Dans son livre de souvenirs, Les mauvaises fréquentations, le docteur Ferdière décrit ses retrouvailles en 1963 avec Hans Bellmer et Unica Zürn : " Il habitait alors un galetas de la rue Mouffetard avec une jeune Allemande dont je ne savais rien et qui allait s'attacher à moi comme un sauveur : Unica Zürn. J'appris à reconnaître en elle une grande malade. Unica voulait que je lui trouve un lieu de cure, une retraite, et je la fis rentrer à Sainte Anne. Elle me remit son argent, craignant qu'on le lui dérobe, et à sa mort je rendis la somme à sa fille. Elle me montra aussi ses anagrammes en français et en allemand, auxquelles elle consacrait beaucoup de temps. Bellmer lui-même s'en remit à moi du sort d'Unica pensant que je serais son recours. Mais Unica se suicida. "

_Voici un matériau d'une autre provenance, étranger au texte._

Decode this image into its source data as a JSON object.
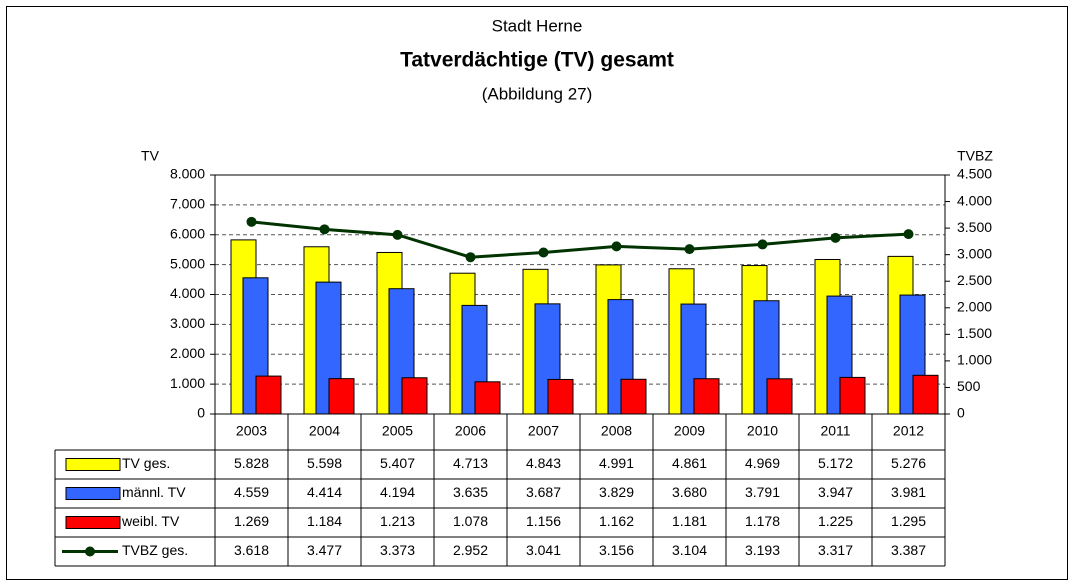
{
  "chart_data": {
    "type": "bar",
    "title": "Tatverdächtige (TV) gesamt",
    "supertitle": "Stadt Herne",
    "subtitle": "(Abbildung 27)",
    "ylabel": "TV",
    "y2label": "TVBZ",
    "categories": [
      "2003",
      "2004",
      "2005",
      "2006",
      "2007",
      "2008",
      "2009",
      "2010",
      "2011",
      "2012"
    ],
    "series": [
      {
        "name": "TV ges.",
        "color": "#ffff00",
        "type": "bar",
        "values": [
          5828,
          5598,
          5407,
          4713,
          4843,
          4991,
          4861,
          4969,
          5172,
          5276
        ],
        "value_labels": [
          "5.828",
          "5.598",
          "5.407",
          "4.713",
          "4.843",
          "4.991",
          "4.861",
          "4.969",
          "5.172",
          "5.276"
        ]
      },
      {
        "name": "männl. TV",
        "color": "#3366ff",
        "type": "bar",
        "values": [
          4559,
          4414,
          4194,
          3635,
          3687,
          3829,
          3680,
          3791,
          3947,
          3981
        ],
        "value_labels": [
          "4.559",
          "4.414",
          "4.194",
          "3.635",
          "3.687",
          "3.829",
          "3.680",
          "3.791",
          "3.947",
          "3.981"
        ]
      },
      {
        "name": "weibl. TV",
        "color": "#ff0000",
        "type": "bar",
        "values": [
          1269,
          1184,
          1213,
          1078,
          1156,
          1162,
          1181,
          1178,
          1225,
          1295
        ],
        "value_labels": [
          "1.269",
          "1.184",
          "1.213",
          "1.078",
          "1.156",
          "1.162",
          "1.181",
          "1.178",
          "1.225",
          "1.295"
        ]
      },
      {
        "name": "TVBZ ges.",
        "color": "#003300",
        "type": "line",
        "axis": "y2",
        "values": [
          3618,
          3477,
          3373,
          2952,
          3041,
          3156,
          3104,
          3193,
          3317,
          3387
        ],
        "value_labels": [
          "3.618",
          "3.477",
          "3.373",
          "2.952",
          "3.041",
          "3.156",
          "3.104",
          "3.193",
          "3.317",
          "3.387"
        ]
      }
    ],
    "ylim": [
      0,
      8000
    ],
    "yticks": [
      0,
      {
        "value": 1000,
        "label": "1.000"
      },
      {
        "value": 2000,
        "label": "2.000"
      },
      {
        "value": 3000,
        "label": "3.000"
      },
      {
        "value": 4000,
        "label": "4.000"
      },
      {
        "value": 5000,
        "label": "5.000"
      },
      {
        "value": 6000,
        "label": "6.000"
      },
      {
        "value": 7000,
        "label": "7.000"
      },
      {
        "value": 8000,
        "label": "8.000"
      }
    ],
    "y2lim": [
      0,
      4500
    ],
    "y2ticks": [
      0,
      500,
      {
        "value": 1000,
        "label": "1.000"
      },
      {
        "value": 1500,
        "label": "1.500"
      },
      {
        "value": 2000,
        "label": "2.000"
      },
      {
        "value": 2500,
        "label": "2.500"
      },
      {
        "value": 3000,
        "label": "3.000"
      },
      {
        "value": 3500,
        "label": "3.500"
      },
      {
        "value": 4000,
        "label": "4.000"
      },
      {
        "value": 4500,
        "label": "4.500"
      }
    ],
    "grid": true
  }
}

Les lettres sont le reflet, la mise en place obsessionnelle de sa maladie mentale. De 1964 à sa disparition en 1970, la correspondance avec le docteur Ferdière est liée à ses anagrammes, ses dessins, à l'écriture de ses livres L'Homme-Jasmin et Sombre Printemps (dont les traductions françaises paraîtront la même année, en 1971), à ses traitements et ses relations avec les psychiatres et les lieux d'internements, mêlés de descriptions du quotidien, de sentiments sur Bellmer, sur ses deux enfants, sa perception du docteur Ferdière. Ses lettres sont remarquablement intimes et d'une poésie vitale annonçant sa fin tragique. Elle est mieux, renaît à la vie, elle l'écrit. Elle veut se détacher, se délier de Bellmer, lui qui l'a ficelée si violemment, être libre, marcher seule, vivre, simplement vivre, légère… Gérard de Nerval, poète mystique, voyant ésotérique, en son temps soigné lui aussi pour des troubles psychiques, se pendit dans la rue de la Vieille-Lanterne. Unica Zürn se défenestra rue de la Plaine. Le saut dans le vide et leur attrait de la mort les unit. L'écriture chimérique les guide.

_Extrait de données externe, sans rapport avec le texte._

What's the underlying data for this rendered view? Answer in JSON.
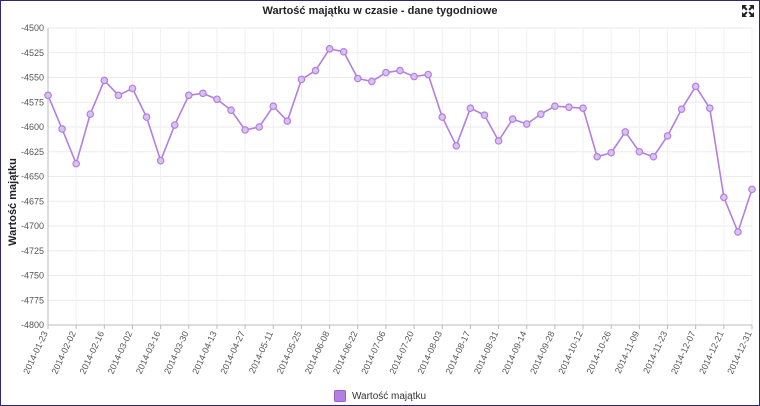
{
  "chart_data": {
    "type": "line",
    "title": "Wartość majątku w czasie - dane tygodniowe",
    "ylabel": "Wartość majątku",
    "xlabel": "",
    "ylim": [
      -4800,
      -4500
    ],
    "yticks": [
      -4500,
      -4525,
      -4550,
      -4575,
      -4600,
      -4625,
      -4650,
      -4675,
      -4700,
      -4725,
      -4750,
      -4775,
      -4800
    ],
    "grid": true,
    "legend_position": "bottom",
    "line_color": "#b37fe0",
    "xtick_labels": [
      "2014-01-23",
      "2014-02-02",
      "2014-02-16",
      "2014-03-02",
      "2014-03-16",
      "2014-03-30",
      "2014-04-13",
      "2014-04-27",
      "2014-05-11",
      "2014-05-25",
      "2014-06-08",
      "2014-06-22",
      "2014-07-06",
      "2014-07-20",
      "2014-08-03",
      "2014-08-17",
      "2014-08-31",
      "2014-09-14",
      "2014-09-28",
      "2014-10-12",
      "2014-10-26",
      "2014-11-09",
      "2014-11-23",
      "2014-12-07",
      "2014-12-21",
      "2014-12-31"
    ],
    "series": [
      {
        "name": "Wartość majątku",
        "values": [
          -4568,
          -4602,
          -4637,
          -4587,
          -4553,
          -4568,
          -4561,
          -4590,
          -4634,
          -4598,
          -4568,
          -4566,
          -4572,
          -4583,
          -4603,
          -4600,
          -4579,
          -4594,
          -4552,
          -4543,
          -4521,
          -4524,
          -4551,
          -4554,
          -4545,
          -4543,
          -4549,
          -4547,
          -4590,
          -4619,
          -4581,
          -4588,
          -4614,
          -4592,
          -4597,
          -4587,
          -4579,
          -4580,
          -4581,
          -4630,
          -4626,
          -4605,
          -4625,
          -4630,
          -4609,
          -4582,
          -4559,
          -4581,
          -4671,
          -4706,
          -4663
        ]
      }
    ]
  },
  "ui": {
    "expand_icon": "expand-arrows-icon"
  }
}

" Septembre 64. Aujourd'hui - dimanche je vais essayer pour la première fois de ma vie de me promener tout seul à Paris - parce-que il fait beau dehors. "

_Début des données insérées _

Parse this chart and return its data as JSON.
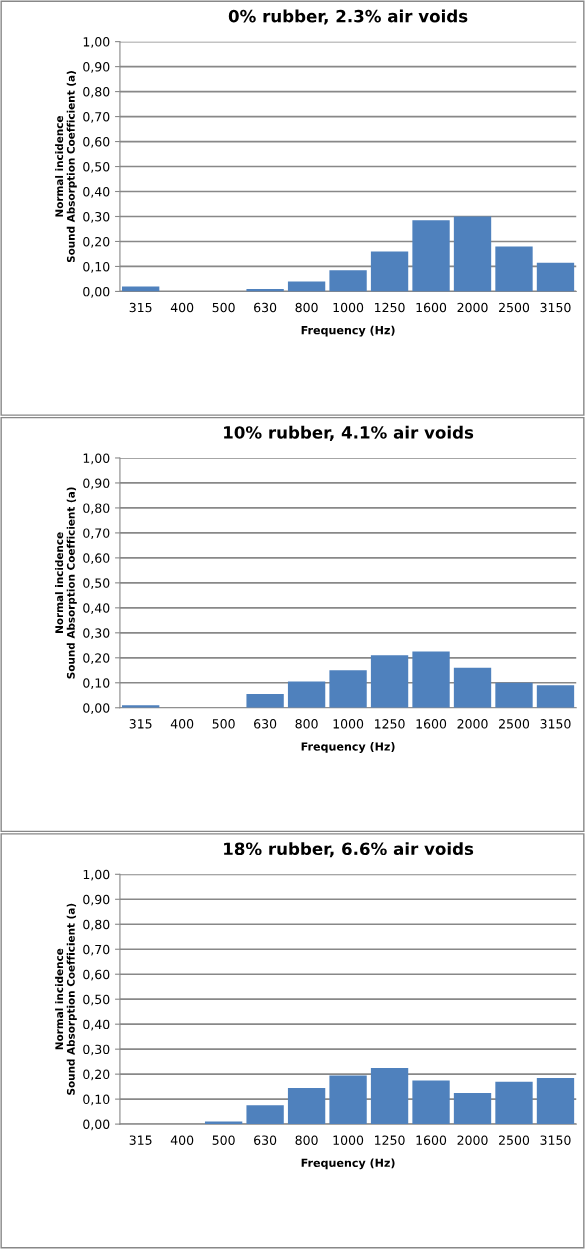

" Cher docteur Ferdière […] Vous m'avez donnez un conseil : il ne faut pas se occuper de poème d'anagrammes ou des dessins. Bonne ! Pas d'anagrammes et dessins. Mais il faut que ne reste pas tout le temps allonges, pour lire les romans policiers - vous ne croyez pas cher docteur ? Et si je pense tout les temps à mes souvenirs dure avec Bellmer ou dans les cliniques psychiatriques, je devienne rarement encore une fois - le 4° fois - " Malade ". -
Et je voudrais pas entrer encore une fois dans une clinique psychiatrique - ça me ennuyer - (LANGEWEILLE) - Alors je pense que je vais ecrivez un peut, parce que dans l'époque à Berlin, après mon divorce, j'ai gagner beaucoup d'argent comme écrivain -
Avant mon internement à St. Anne, Paris, j'ai essayé d'écrire mes souvenirs de ma FOLIE, celui de Berlin et de Paris, [L'Homme Jasmin] mais tout de suite je suis devenue malade. […] Si vous croyez, que il est DANGEREUS, de écrire mes souvenirs assez nette - de mes HALLUCINATIONS - si beau et triste - c'est vite fait - arretez moi - donnez un coup de telephone, s'il vous plaît -
Je vous embrasse - j'ai beaucoup de confiance à vous, Unica. "

Bibliographie :
- Gaston Ferdière, Les mauvaises fréquentations. Jean-Claude Simoën, 1977.
- Hans Bellmer, Unica Zürn. Lettres au docteur Ferdière. Séguier, 1994.
- Marie Blancard, Les spectacles intérieurs […] d'Unica Zürn, dialogue entre écriture et art plastique. Thèse de Doctorat de Lettres en Littérature Comparée. Université de Cergy-Pontoise, 2006.

7 letters and 7 postcards from Unica Zürn to Gaston Ferdière, 1964-1970.